Jasmine Birtles
Your money-making expert. Financial journalist, TV and radio personality.
This week’s Spring Statement saw Chancellor Rachel Reeves deliver some significant changes and challenges. Read on to find out how the Spring Statement announcements may affect you.
The Office for Budget Responsibility (OBR) forecast was a big part of the Autumn Budget, where Reeves stated a mission for economic growth. It has now been revised to just 1% – half of the previous budget. Reeves says plans such as the new Heathrow runway, pensions investments, changes to planning processes, and the National Wealth Fund will help tackle this. She also pointed out that the OBR have upgraded forecasts from next year and beyond, however.
The announcements last week are here to stay, according to the Spring Statement. Huge cuts to social security payments is the biggest (and most unpopular) change to the budget, in an attempt to claw back just under £5bn in costs. However, the OBR has confirmed that the actual savings would be closer to £3.4bn once costs of additional spending elsewhere is taken into account.
Along with the proposed cuts to in-work benefit PIP (Personal Independent Payment), which is currently under a green paper consultation review, today we heard about additional cuts to Universal Credit for some. The standard allowance will increase from £92 a week in 25/26 to £106 a week by 2029/30 tax year. However, the health element – additional money for those too sick to work or who cannot work full time due to illness – is going to be cut by 50% and frozen for new claimants.
There was no further detail about the already-announced changes, such as migrating PIP to Universal Credit and changing Work Capability Assessments. This is because they are currently in a green paper consultation and there are no further updates following last week’s announcements.
Reeves promised to ‘fundamentally reform the British State’. She wants to introduce ‘efficiency savings’ to reduce the running costs of Whitehall by £2bn (15%) by 2030, with some job cuts and introduction of technology. This includes a £3.25bn ‘transformation fund’ of AI software, civil service voluntary redundancies, increased support for children in foster care for support in education and ongoing work, and new computer systems for the Govt such as for the Ministry of Defence and HMRC.
With the world changing fast around us, the Chancellor committed a further £2.2bn spending on defence this year. This includes defence manufacturing and industry, as well as training for jobs – and also improvements to housing for military families.
Despite a record tax burden, the Chancellor confirmed no tax increases (for now). However, changes announced in the autumn, such as the increase in National Insurance for employers (and cut for workers), stamp duty rises, and frozen Income Tax thresholds, will go ahead as planned, predicted to balance around £40bn of the tax burden.

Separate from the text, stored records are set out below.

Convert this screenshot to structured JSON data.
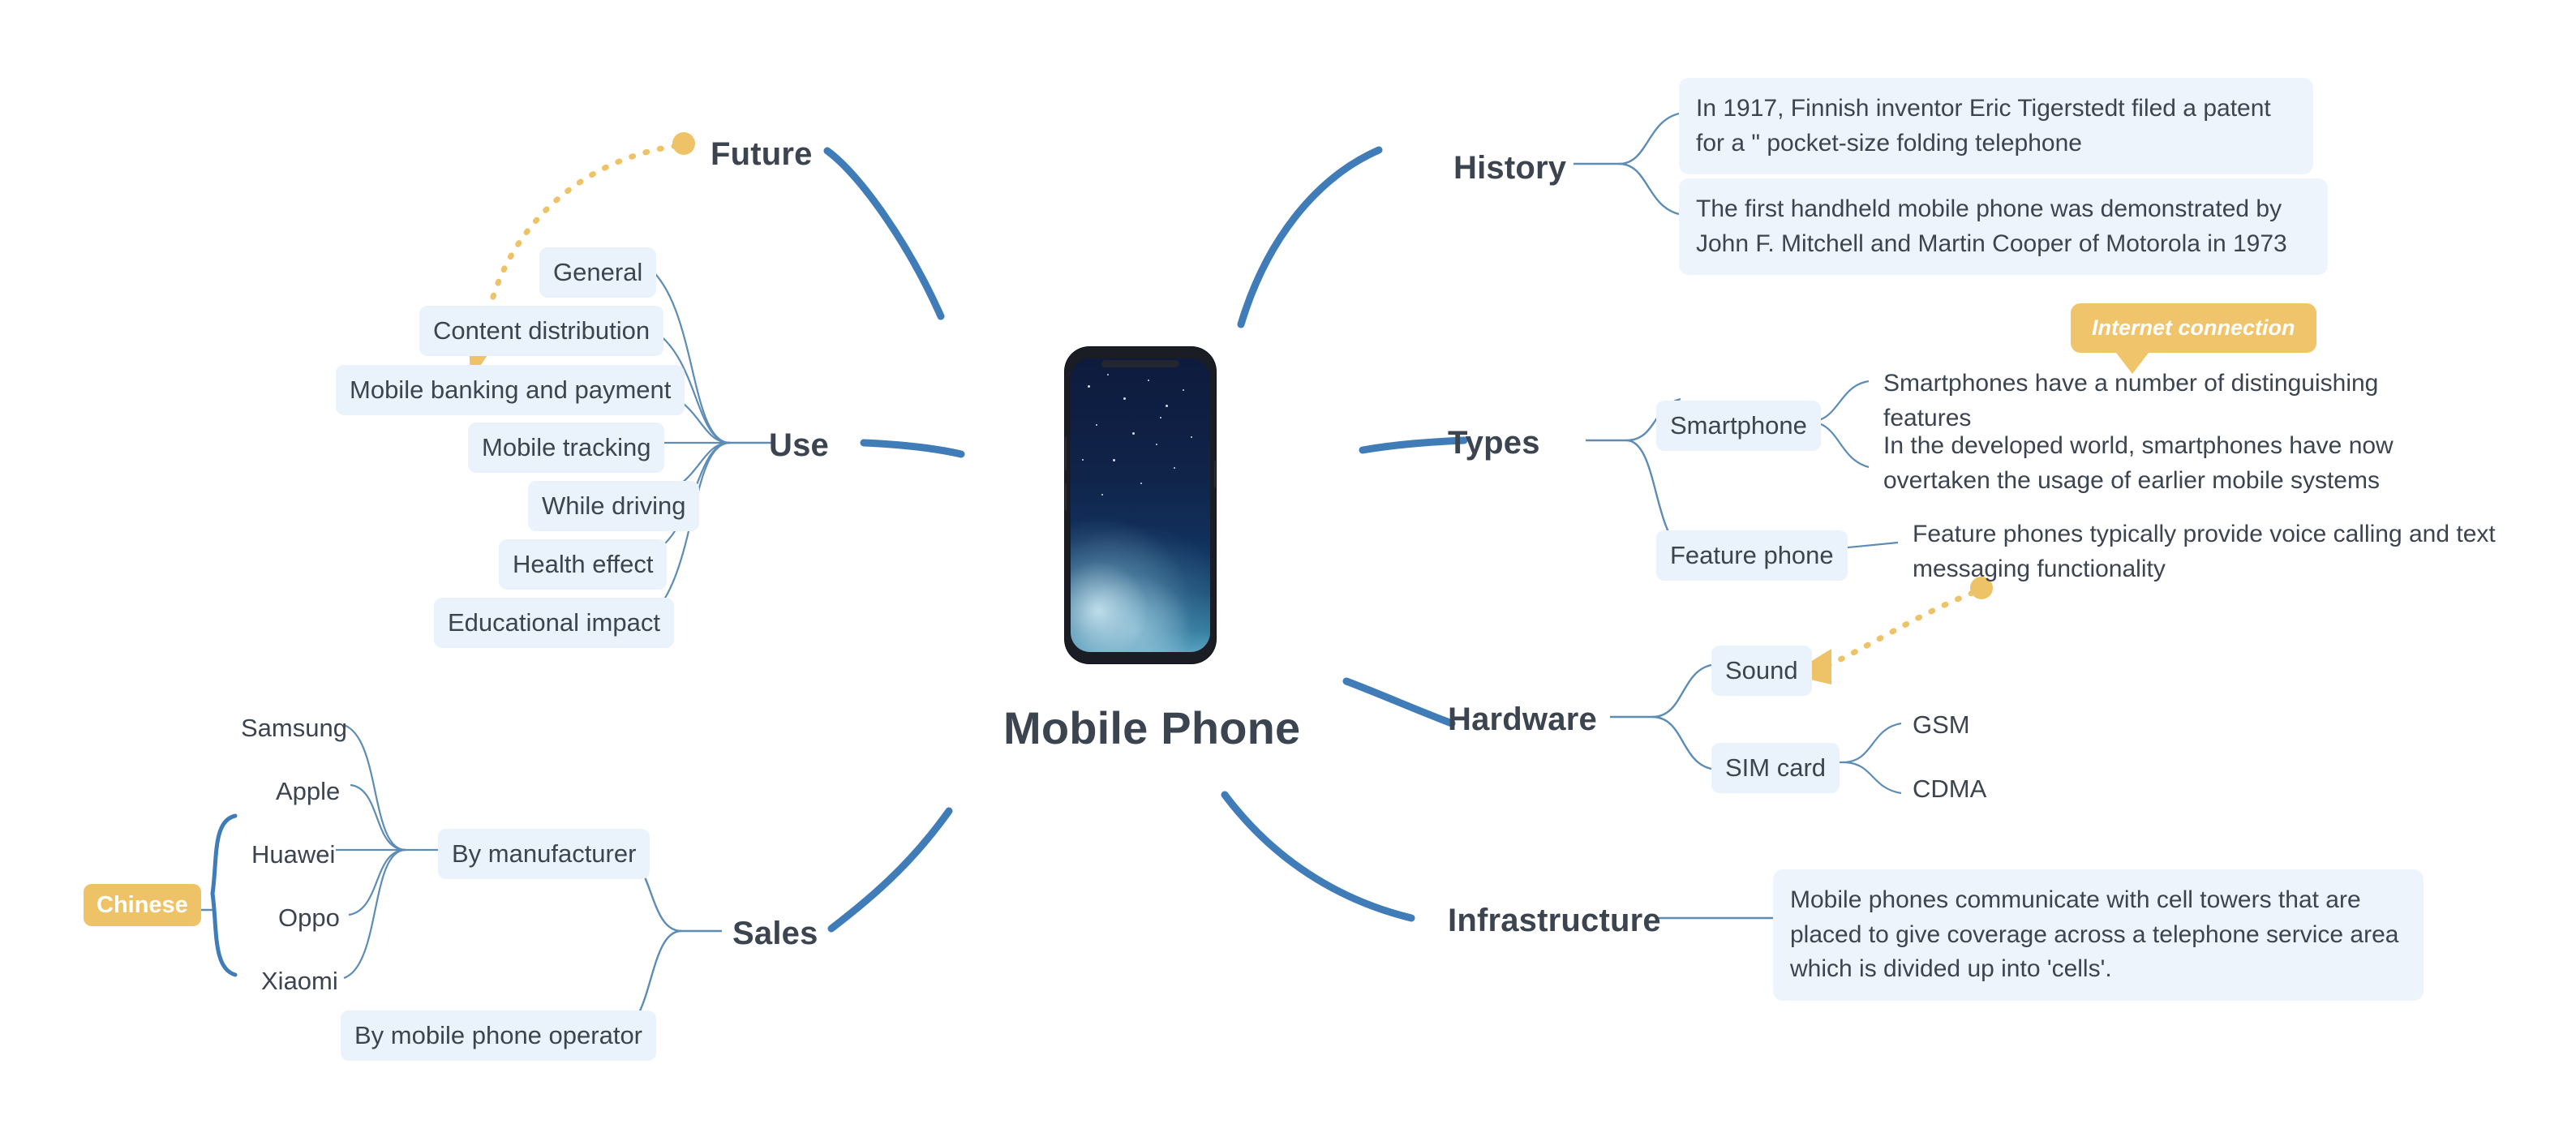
{
  "center": {
    "title": "Mobile Phone",
    "image_name": "smartphone-photo"
  },
  "branches": {
    "history": {
      "label": "History",
      "details": [
        "In 1917, Finnish inventor Eric Tigerstedt filed a patent for a \" pocket-size folding telephone",
        "The first handheld  mobile phone was demonstrated by John F. Mitchell and Martin Cooper of Motorola in 1973"
      ]
    },
    "types": {
      "label": "Types",
      "children": [
        {
          "label": "Smartphone",
          "details": [
            "Smartphones have a number of distinguishing features",
            "In the developed world, smartphones have now overtaken the usage of earlier mobile systems"
          ]
        },
        {
          "label": "Feature phone",
          "details": [
            "Feature phones typically provide voice calling and text messaging functionality"
          ]
        }
      ],
      "callout": "Internet connection"
    },
    "hardware": {
      "label": "Hardware",
      "children": [
        {
          "label": "Sound",
          "details": []
        },
        {
          "label": "SIM card",
          "details": [
            "GSM",
            "CDMA"
          ]
        }
      ]
    },
    "infrastructure": {
      "label": "Infrastructure",
      "details": [
        "Mobile phones communicate with cell towers that are placed to give coverage across a telephone service area which is divided up into 'cells'."
      ]
    },
    "future": {
      "label": "Future"
    },
    "use": {
      "label": "Use",
      "children": [
        "General",
        "Content distribution",
        "Mobile banking and payment",
        "Mobile tracking",
        "While driving",
        "Health effect",
        "Educational impact"
      ]
    },
    "sales": {
      "label": "Sales",
      "children": [
        {
          "label": "By manufacturer",
          "brands": [
            "Samsung",
            "Apple",
            "Huawei",
            "Oppo",
            "Xiaomi"
          ],
          "group_tag": "Chinese"
        },
        {
          "label": "By mobile phone operator",
          "brands": []
        }
      ]
    }
  },
  "colors": {
    "trunk_blue": "#3f7cb8",
    "wire_blue": "#5d8cb5",
    "chip_blue": "#eaf2fb",
    "paragraph_blue": "#eef4fc",
    "accent_yellow": "#eec267",
    "text_dark": "#3c4450"
  }
}
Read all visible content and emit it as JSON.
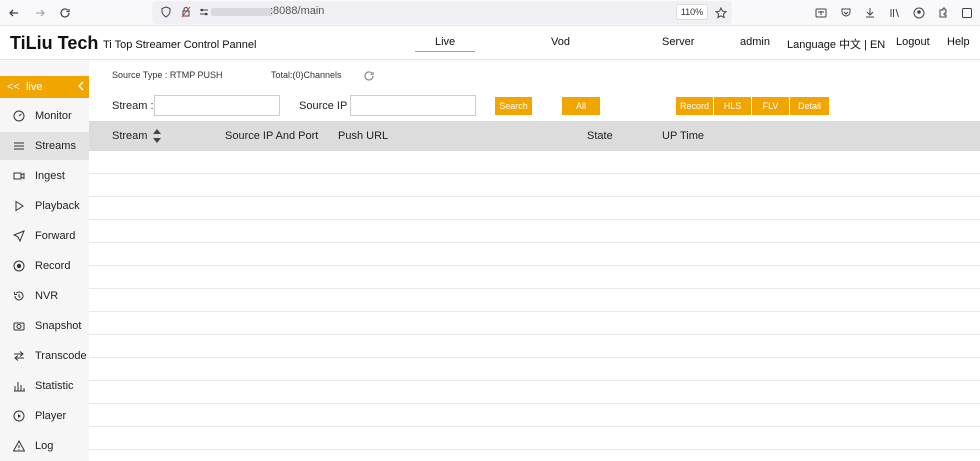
{
  "browser": {
    "url_suffix": ":8088/main",
    "zoom": "110%"
  },
  "header": {
    "brand": "TiLiu Tech",
    "subtitle": "Ti Top Streamer Control Pannel",
    "nav": {
      "live": "Live",
      "vod": "Vod",
      "server": "Server",
      "admin": "admin",
      "language": "Language 中文 | EN",
      "logout": "Logout",
      "help": "Help"
    }
  },
  "sidebar": {
    "section_label": "<<  live",
    "items": [
      {
        "label": "Monitor",
        "icon": "gauge-icon"
      },
      {
        "label": "Streams",
        "icon": "list-icon"
      },
      {
        "label": "Ingest",
        "icon": "video-camera-icon"
      },
      {
        "label": "Playback",
        "icon": "play-icon"
      },
      {
        "label": "Forward",
        "icon": "send-icon"
      },
      {
        "label": "Record",
        "icon": "record-icon"
      },
      {
        "label": "NVR",
        "icon": "history-icon"
      },
      {
        "label": "Snapshot",
        "icon": "camera-icon"
      },
      {
        "label": "Transcode",
        "icon": "swap-icon"
      },
      {
        "label": "Statistic",
        "icon": "bar-chart-icon"
      },
      {
        "label": "Player",
        "icon": "play-circle-icon"
      },
      {
        "label": "Log",
        "icon": "warning-icon"
      }
    ]
  },
  "main": {
    "source_type": "Source Type : RTMP PUSH",
    "total": "Total:(0)Channels",
    "stream_label": "Stream :",
    "source_ip_label": "Source IP :",
    "stream_value": "",
    "source_ip_value": "",
    "buttons": {
      "search": "Search",
      "all": "All",
      "record": "Record",
      "hls": "HLS",
      "flv": "FLV",
      "detail": "Detail"
    },
    "table": {
      "columns": [
        "Stream",
        "Source IP And Port",
        "Push URL",
        "State",
        "UP Time"
      ]
    }
  },
  "colors": {
    "accent": "#f0a500",
    "sidebar_bg": "#f6f6f6",
    "table_head_bg": "#dcdcdc"
  }
}
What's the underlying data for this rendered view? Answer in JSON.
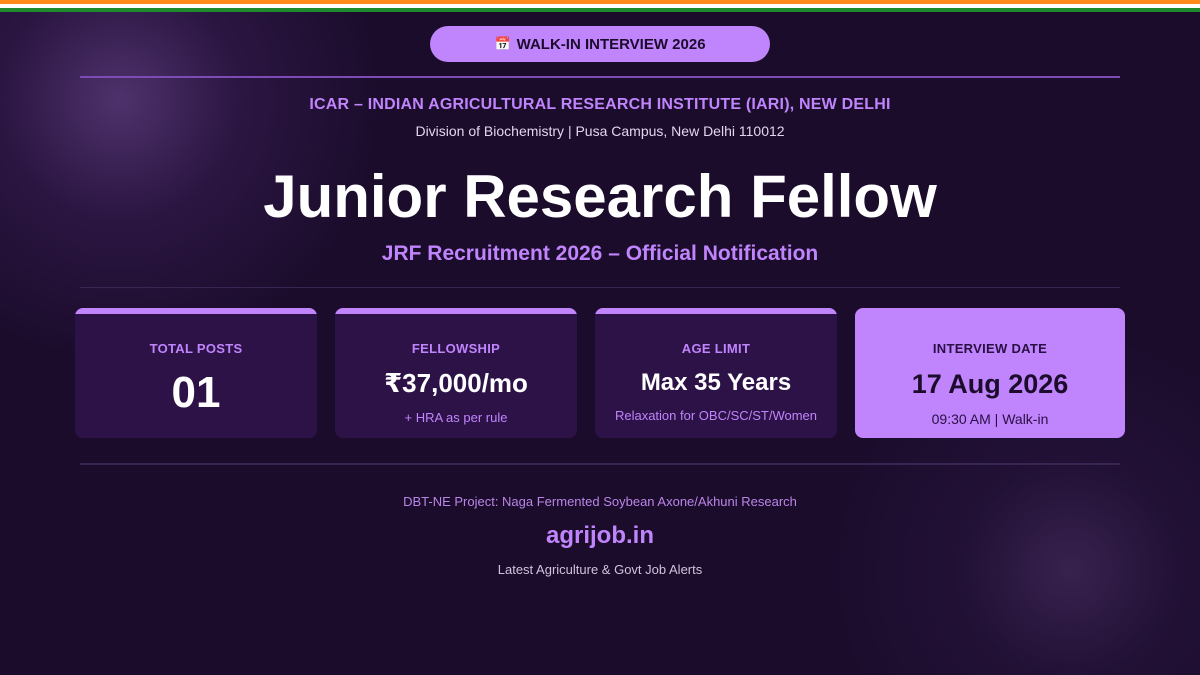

Reeves did promise a ‘crackdown’ on tax evaders, with an investment in ‘cutting edge technology’ to help recoup an extra £1bn a year in unpaid taxes.
Because this was not technically a budget but a financial ‘realignment’ because ‘the world is changing’ since Labour came to power, there was not a full breakdown on changes that usually are announced that impact the cost of our spending, such as fuel and alcohol duty. However, forecasts suggest households will be an average of £500 better off a year in future… but that remains to be seen, as they are only forecasts.